La supérette accusée de « non-respect du bail de commerce d’alimentation générale »

Suite à cette plainte de l’Union nationale des locataires indépendants, qui regrette que l’enseigne ne propose ni porc ni alcool, le bailleur, Colombes Habitat Public, menace de fermer l’épicerie. L’épicerie halal est accusée de ne pas respecter le bail qui lui a été accordé pour un commerce d’« alimentation générale. » Pour l’avocat Asif Arif, « le bailleur, en imposant dans la destination commerciale d’alimentation générale une restriction particulière liée à la vente de produits halal a, peut-être, porté atteinte à la liberté d’entreprendre de la société qui a décidé de commercialiser de tels produits. »

Le tribunal de Nanterre, lui, a tranché en résiliant le bail et en ordonnant l’expulsion des locataires de l’épicerie halal de Colombes pour « non-respect du bail de commerce d’alimentation générale » suite au recours de l’office HLM présidé par la maire Nicole Goueta (Les Républicains). Soulemane Yalcin, gérant de la supérette, estime la décision injuste. « On nous reproche de ne pas respecter le bail. Je refuse cette accusation, c’est un commerce généraliste. On peut trouver de tout dans mon magasin.
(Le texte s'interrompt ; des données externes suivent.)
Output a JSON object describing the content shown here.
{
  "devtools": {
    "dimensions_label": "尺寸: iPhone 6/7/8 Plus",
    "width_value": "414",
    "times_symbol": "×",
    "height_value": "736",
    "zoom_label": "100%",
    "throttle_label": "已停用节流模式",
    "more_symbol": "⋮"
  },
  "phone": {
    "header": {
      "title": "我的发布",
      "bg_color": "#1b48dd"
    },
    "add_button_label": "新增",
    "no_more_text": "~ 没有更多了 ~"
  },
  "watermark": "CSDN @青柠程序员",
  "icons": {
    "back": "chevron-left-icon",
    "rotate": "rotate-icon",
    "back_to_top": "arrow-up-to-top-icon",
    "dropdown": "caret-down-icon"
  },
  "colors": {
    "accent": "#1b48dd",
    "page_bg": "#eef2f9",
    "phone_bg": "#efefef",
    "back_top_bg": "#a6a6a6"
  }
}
Il y a des produits orientaux mais aussi des produits quotidiens pour tout le monde », explique-t-il.

10 personnes vont se retrouver au chômage

« L’accusation de commerce communautaire ne tient pas la route, ajoute le gérant. Ce sont mes choix commerciaux, j’ai fait une étude de marché, j’ai regardé les statistiques du magasin précédent. Je prends en compte la demande des clients et je vends ce que les gens me réclament. » Surtout, la décision de justice risque de ruiner Soulemane Yalcin : « La décision de fermeture est dramatique pour quelqu’un comme moi qui a investi toute sa vie dans un commerce. J’ai pris des risques énormes, j’ai travaillé jour et nuit. Je risque de perdre tout mon investissement. On a à peu près dix employés dans le magasin, qui risquent de se retrouver au chômage. Cela fera dix chômeurs en plus sur la liste », nous indique-t-il. Le gérant va faire appel de la décision.